An Austronesian-speaking group linked to the archeological construct known as the Lapita cultural complex reached and colonized Tonga around 1500–1000 BCE. The dates of the initial settlement of Tonga are still subject to debate. Nevertheless, reaching the Tongan islands (without Western navigational tools and techniques) was a remarkable feat accomplished by the Lapita peoples. Not much is known about Tonga before European contact because of the lack of a writing system during prehistoric times other than the oral history told to the Europeans and the Eurocentric interpretations of Polynesian culture by Europeans. The first time the Tongan people encountered Europeans was in 1616 when the Dutch vessel Eendracht made a short visit to the islands to trade. By the 12th century Tongans, and the Tongan paramount chief, the Tuʻi, had a reputation across the central Pacific, from Niue to Tikopia, leading some historians to speak of a 'Tongan Empire'. In the 15th century and again in the 17th, civil war erupted. It was in this context that the first European explorers arrived, beginning with Dutch explorers Willem Schouten and Jacob Le Maire in 1616, who called on the northern island of Niuatoputapu, and Abel Tasman, who visited Tongatapu and Haʻapai in 1643. Later noteworthy European visits were by Captain Cook (British Navy) in 1773, 1774, and 1777, Alessandro Malaspina (Spanish Navy) in 1793, the first London missionaries in 1797, and the Wesleyan Methodist Walter Lawry Buller in 1822.

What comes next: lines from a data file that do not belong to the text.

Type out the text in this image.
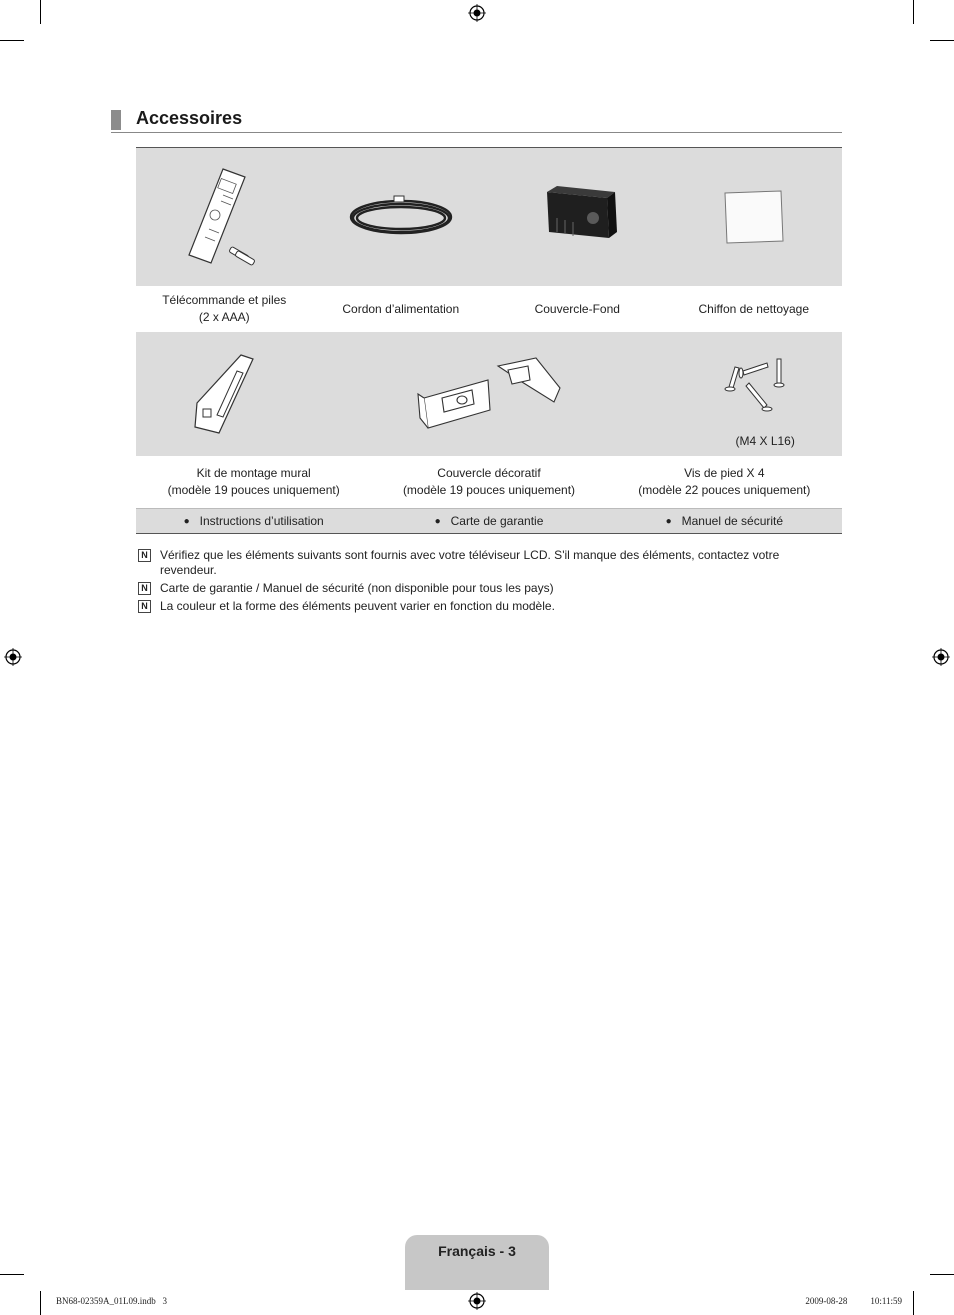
Accessoires
Télécommande et piles
(2 x AAA)
Cordon d’alimentation	Couvercle-Fond	Chiffon de nettoyage
(M4 X L16)
Kit de montage mural
(modèle 19 pouces uniquement)
Couvercle décoratif
(modèle 19 pouces uniquement)
Vis de pied X 4
(modèle 22 pouces uniquement)
● Instructions d’utilisation	● Carte de garantie	● Manuel de sécurité
N Vérifiez que les éléments suivants sont fournis avec votre téléviseur LCD. S'il manque des éléments, contactez votre revendeur.
N Carte de garantie / Manuel de sécurité (non disponible pour tous les pays)
N La couleur et la forme des éléments peuvent varier en fonction du modèle.
Français - 3
BN68-02359A_01L09.indb   3	2009-08-28   ￿￿ 10:11:59
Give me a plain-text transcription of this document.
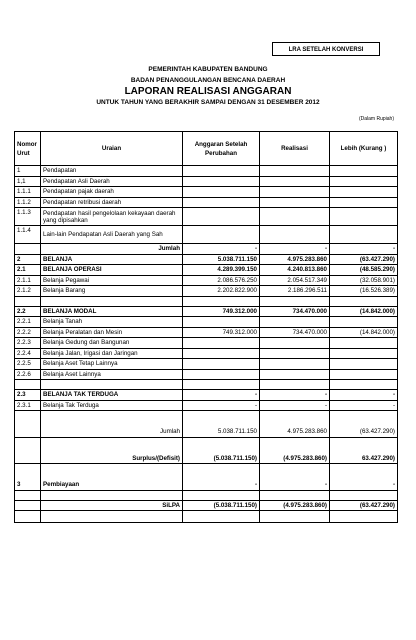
LRA SETELAH KONVERSI
PEMERINTAH KABUPATEN BANDUNG
BADAN PENANGGULANGAN BENCANA DAERAH
LAPORAN REALISASI ANGGARAN
UNTUK TAHUN YANG BERAKHIR SAMPAI DENGAN 31 DESEMBER 2012
(Dalam Rupiah)
Nomor Urut	Uraian	Anggaran Setelah Perubahan	Realisasi	Lebih (Kurang )
1	Pendapatan			
1,1	Pendapatan Asli Daerah			
1.1.1	Pendapatan pajak daerah			
1.1.2	Pendapatan retribusi daerah			
1.1.3	Pendapatan hasil pengelolaan kekayaan daerah yang dipisahkan			
1.1.4	Lain-lain Pendapatan Asli Daerah yang Sah			
	Jumlah	-	-	-
2	BELANJA	5.038.711.150	4.975.283.860	(63.427.290)
2.1	BELANJA OPERASI	4.289.399.150	4.240.813.860	(48.585.290)
2.1.1	Belanja Pegawai	2.086.576.250	2.054.517.349	(32.058.901)
2.1.2	Belanja Barang	2.202.822.900	2.186.296.511	(16.526.389)

2.2	BELANJA MODAL	749.312.000	734.470.000	(14.842.000)
2.2.1	Belanja Tanah			
2.2.2	Belanja Peralatan dan Mesin	749.312.000	734.470.000	(14.842.000)
2.2.3	Belanja Gedung dan Bangunan			
2.2.4	Belanja Jalan, Irigasi dan Jaringan			
2.2.5	Belanja Aset Tetap Lainnya			
2.2.6	Belanja Aset Lainnya			

2.3	BELANJA TAK TERDUGA	-	-	-
2.3.1	Belanja Tak Terduga	-	-	-

	Jumlah	5.038.711.150	4.975.283.860	(63.427.290)

	Surplus/(Defisit)	(5.038.711.150)	(4.975.283.860)	63.427.290)

3	Pembiayaan	-	-	-

	SiLPA	(5.038.711.150)	(4.975.283.860)	(63.427.290)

In 1845 the ambitious young warrior, strategist, and orator Tāufaʻāhau united Tonga into a kingdom. He held the chiefly title of Tuʻi Kanokupolu, but was baptised with the name King George. In 1875, with the help of missionary Shirley Waldemar Baker, he declared Tonga a constitutional monarchy, formally adopted the western royal style, emancipated the 'serfs', enshrined a code of law, land tenure, and freedom of the press, and limited the power of the chiefs.
Tonga became a protected state under a Treaty of Friendship on 18 May 1900, when European settlers and rival Tongan chiefs tried to oust the second king. Within the British Empire, which posted no higher permanent representative on Tonga than a British Consul (1901-1970), it was part of the British Western Pacific Territories (under a colonial High Commissioner, then residing on Fiji) from 1901 until 1952. Although under the protection of Britain, Tonga is the only Pacific nation never to have given up its monarchical government as did Tahiti and Hawaiʻi. The Tongan monarchy unlike the UK follows a straight line of rulers.
The Treaty of Friendship and Tonga's protectorate status ended in 1970 under arrangements established by Queen Salote Tupou III prior to her death in 1965. Tonga joined the Commonwealth of Nations in 1970 (atypically as an autochthonous monarchy, that is one with its own hereditary monarch rather than Elizabeth II), and the United Nations in September 1999. While exposed to colonial forces, Tonga has never lost indigenous governance, a fact that makes Tonga unique in the Pacific and gives Tongans much pride, as well as confidence in their monarchical system. As part of cost cutting measures across the British Foreign Service, the British Government closed the British High Commission in Nukuʻalofa in March 2006, transferring representation of British interests in Tonga to the UK High Commissioner in Fiji. The last resident British High Commissioner was Paul Nessling.